For several years now, the National Labor Relations Board (“Board”) has expanded the scope of its application of the National Labor Relations Act (“Act”).  Now more than ever, the Board examines every employer, even those whose employees are not affiliated with a union, to ensure compliance with federal labor law.  Recently, the Board’s General Counsel issued a 30-page report summarizing the various ways that employers violate the Act simply by maintaining certain work rules—even if those rules have never been applied in an illegal fashion.  The potential impact on employers is staggering.  Every employer, whether unionized or not, is potentially at risk of being brought up on unfair labor practice charges before the Board, based solely on the language in the employee handbook.

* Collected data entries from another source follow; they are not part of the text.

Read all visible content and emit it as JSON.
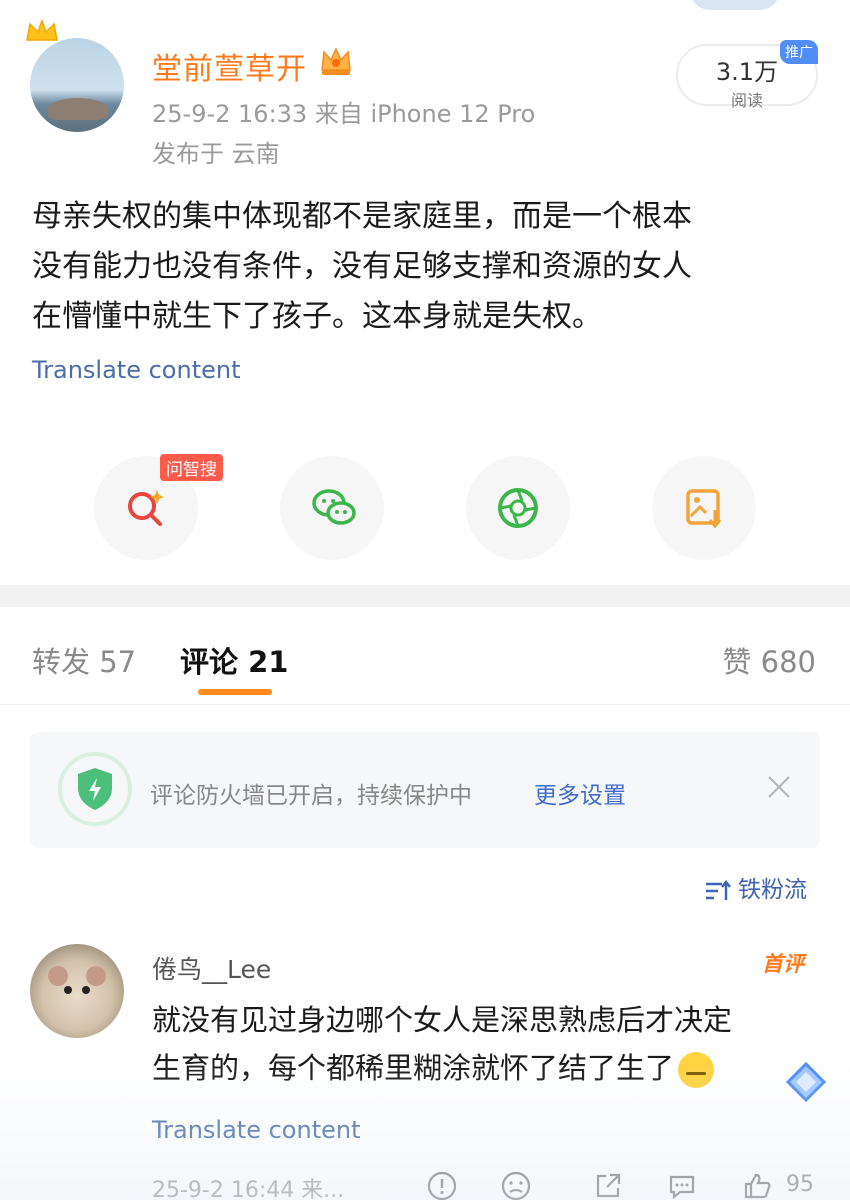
{
  "post": {
    "author": "堂前萱草开",
    "meta": "25-9-2 16:33  来自 iPhone 12 Pro",
    "location": "发布于 云南",
    "reads": {
      "value": "3.1万",
      "label": "阅读",
      "badge": "推广"
    },
    "text_lines": [
      "母亲失权的集中体现都不是家庭里，而是一个根本",
      "没有能力也没有条件，没有足够支撑和资源的女人",
      "在懵懂中就生下了孩子。这本身就是失权。"
    ],
    "translate": "Translate content",
    "actions": [
      {
        "name": "ai-search",
        "badge": "问智搜",
        "icon": "search-sparkle-icon",
        "color": "#e8453c"
      },
      {
        "name": "wechat-share",
        "icon": "wechat-icon",
        "color": "#3bb64a"
      },
      {
        "name": "moments-share",
        "icon": "shutter-icon",
        "color": "#3bb64a"
      },
      {
        "name": "save-image",
        "icon": "image-download-icon",
        "color": "#f2a33a"
      }
    ]
  },
  "tabs": {
    "repost": "转发 57",
    "comments": "评论 21",
    "likes": "赞 680"
  },
  "firewall": {
    "text": "评论防火墙已开启，持续保护中",
    "link": "更多设置"
  },
  "sort": {
    "label": "铁粉流"
  },
  "comment": {
    "user": "倦鸟__Lee",
    "badge": "首评",
    "text_lines": [
      "就没有见过身边哪个女人是深思熟虑后才决定",
      "生育的，每个都稀里糊涂就怀了结了生了"
    ],
    "translate": "Translate content",
    "footer": "25-9-2 16:44 来...",
    "likes": "95"
  },
  "colors": {
    "accent_orange": "#ff7a1a",
    "link_blue": "#4a6ea8",
    "badge_blue": "#4f8df7"
  }
}
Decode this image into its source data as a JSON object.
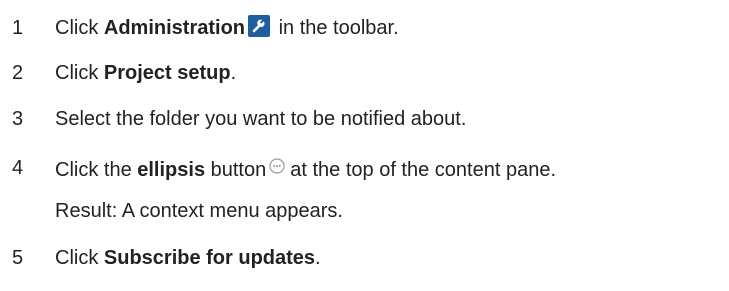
{
  "steps": [
    {
      "number": "1",
      "pre": "Click ",
      "bold": "Administration",
      "icon": "wrench-icon",
      "post": " in the toolbar."
    },
    {
      "number": "2",
      "pre": "Click ",
      "bold": "Project setup",
      "post": "."
    },
    {
      "number": "3",
      "text": "Select the folder you want to be notified about."
    },
    {
      "number": "4",
      "pre": "Click the ",
      "bold": "ellipsis",
      "mid": " button",
      "icon": "ellipsis-icon",
      "post": "at the top of the content pane.",
      "result": "Result: A context menu appears."
    },
    {
      "number": "5",
      "pre": "Click ",
      "bold": "Subscribe for updates",
      "post": "."
    }
  ],
  "colors": {
    "text": "#222222",
    "admin_icon_bg": "#1d5f9c",
    "ellipsis_icon_stroke": "#9a9a9a"
  }
}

Under Board law, simply maintaining a work rule can violate the Act if the rule has a “chilling effect” on employees’ federally-guaranteed rights to act together with other employees for mutual aid or protection.  Stated more plainly, if an employee would reasonably construe an employer’s work rule to prevent employees from engaging in activities they are allowed to do by law (such as discussing wages, hours, or other terms or conditions of employment), the employer will have committed an unfair labor practice even if that work rule has never been applied.   Therefore, in order to avoid costly litigation, employers will need to carefully review and modify many areas commonly addressed in employee handbooks—rules regarding confidentiality, professionalism, anti-harassment, trademark, photography/recording, and media contact, just to name a few.

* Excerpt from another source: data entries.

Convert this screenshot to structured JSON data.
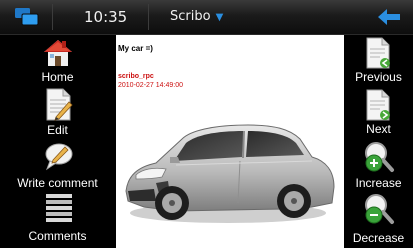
{
  "status_bar": {
    "time": "10:35",
    "app_title": "Scribo",
    "switcher_icon": "task-switcher-icon",
    "back_icon": "back-arrow-icon",
    "accent_color": "#2a8ee0"
  },
  "left_toolbar": {
    "home_label": "Home",
    "edit_label": "Edit",
    "write_comment_label": "Write comment",
    "comments_label": "Comments"
  },
  "right_toolbar": {
    "previous_label": "Previous",
    "next_label": "Next",
    "increase_label": "Increase",
    "decrease_label": "Decrease"
  },
  "post": {
    "title": "My car =)",
    "author": "scribo_rpc",
    "date": "2010-02-27 14:49:00",
    "author_color": "#cc1111"
  }
}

The devil is truly in the details.  When analyzing whether the maintenance of a work rule violates federal labor law, the Board scrutinizes specific word choices or phrasing, often focusing on one or two words in the rule to determine if the rule was unlawful.  The Board also dissects how multiple policies operate in conjunction with one another.  Even if one work rule standing alone would not violate the Act, its interaction with another work rule might cause employees to reasonably construe the rules to “chill” their rights under the Act, thus causing the employer to commit an unfair labor practice and violate federal labor law. 

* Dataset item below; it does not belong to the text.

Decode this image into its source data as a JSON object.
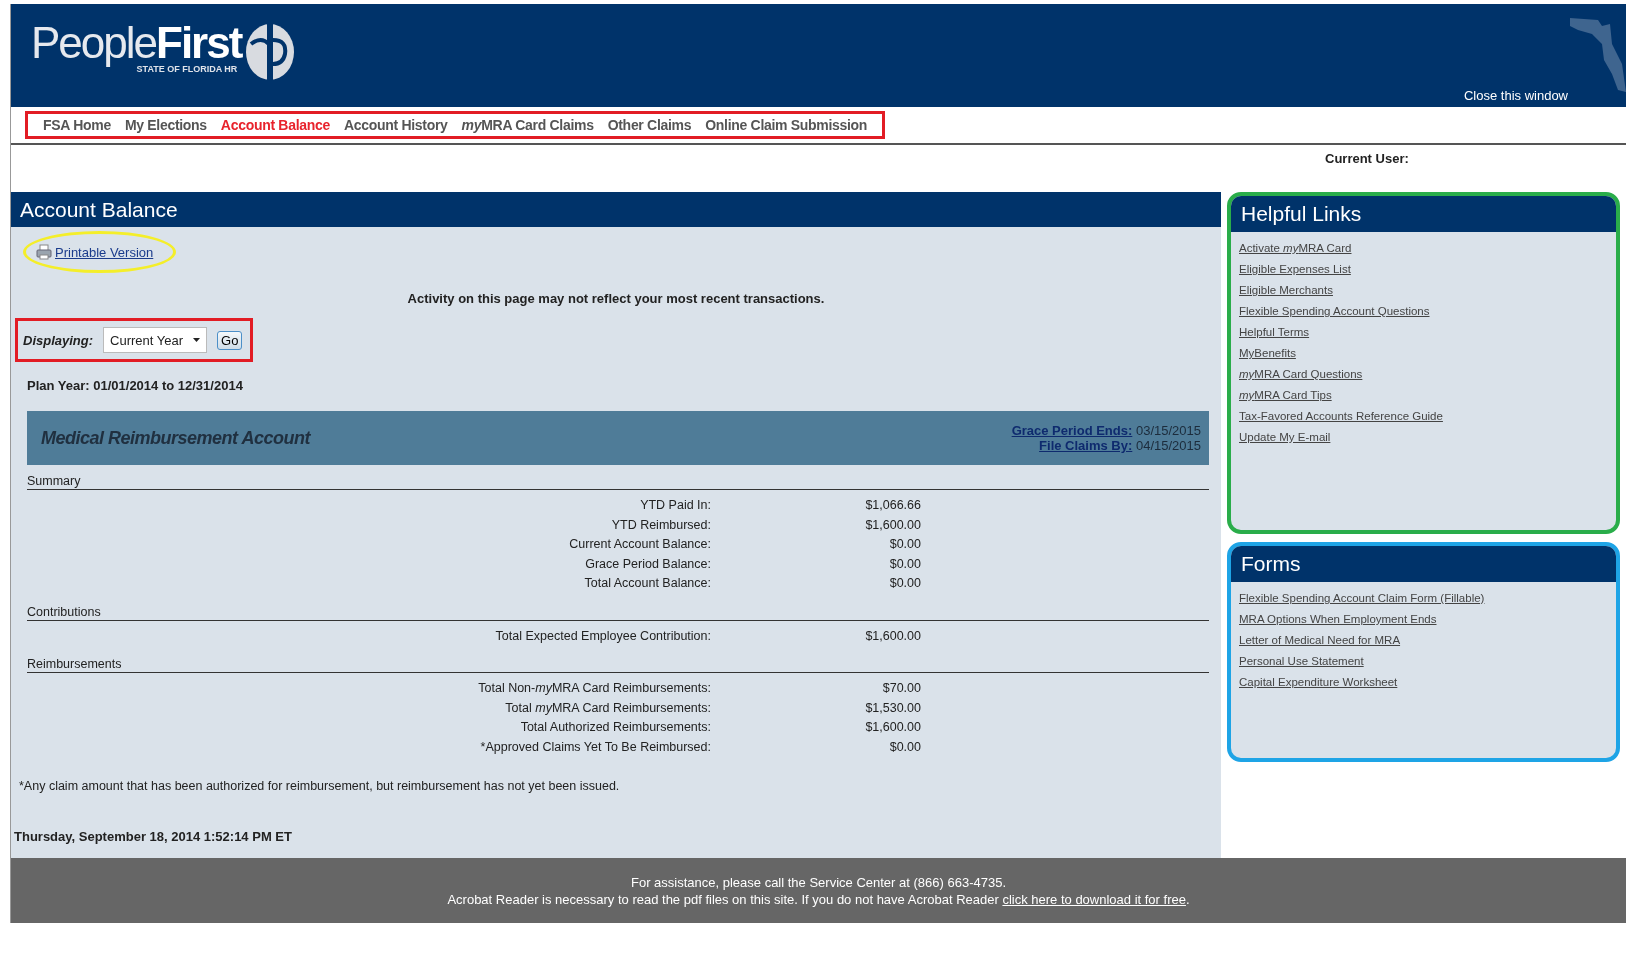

By way of example, the following nuances in the language of employee handbook provisions caused the Board to determine the following work rules are unlawful, even if they have never been applied: 

  • A rule prohibiting employees from discussing “customer or employee information” outside of work, or disclosing “confidential or proprietary information” is unlawful, but prohibiting disclosure of “business secrets or other confidential information” is lawful;
  • Requiring employees to “be respectful” to the company, employees, and customers is unlawful, but preventing “rudeness or unprofessional behavior” toward a customer is lawful;
  • Prohibiting employees from making “defamatory, libelous, slanderous, or discriminatory comments” about the company, employees, or management, or taking any action that  would “harm the company’s business or reputation” is unlawful, but requiring employees to be courteous and respectful to a customer or any member of the public while in the course and scope of the company’s business is lawful;
  • A rule stating employees cannot “pick fights,” make insulting, embarrassing, or abusive comments about other employees online, or send “unwanted, offensive, or inappropriate” e-mails is unlawful; but preventing threats, intimidation, coercion, harassment, or interference with job performance is lawful;
  • Forcing employees to refer all media or government agency inquiries to a specified company official is unlawful; but stating that only one person speaks for the company is lawful;
  • Preventing employees from using company logos or trademarks in social media is unlawful; but telling employees to respect copyright and trademark rights is lawful;
  • Stating that employees cannot take photographs or make recordings on company property, or while “on duty,” is unlawful; but preventing such photography or recordings during working time is lawful;
  • Prohibiting employees from “walking off the job” is unlawful, but allowing for termination if an employee “walks off a shift” is lawful.    

Obviously, the differences in these variations are slight, and it is not readily apparent at first glance why certain language is unlawful and others lawful.  The General Counsel’s report attempts to explain the rationale used by the Board, but in this regard, the old proverb that “an ounce of prevention is worth a pound of cure” rings particularly true.  The most prudent course employers can take is having legal counsel carefully review and update the phrasing in an employee handbook to ensure that each rule (and the interaction between rules) complies with the Board’s rationale.  By engaging counsel early, employers can relieve themselves of the headaches of future costly litigation, and the employee handbook can once again become a set of Golden Rules that provide stability and consistency, rather than a Pandora’s Box that could unleash chaos and turmoil if the Board opens it and looks inside.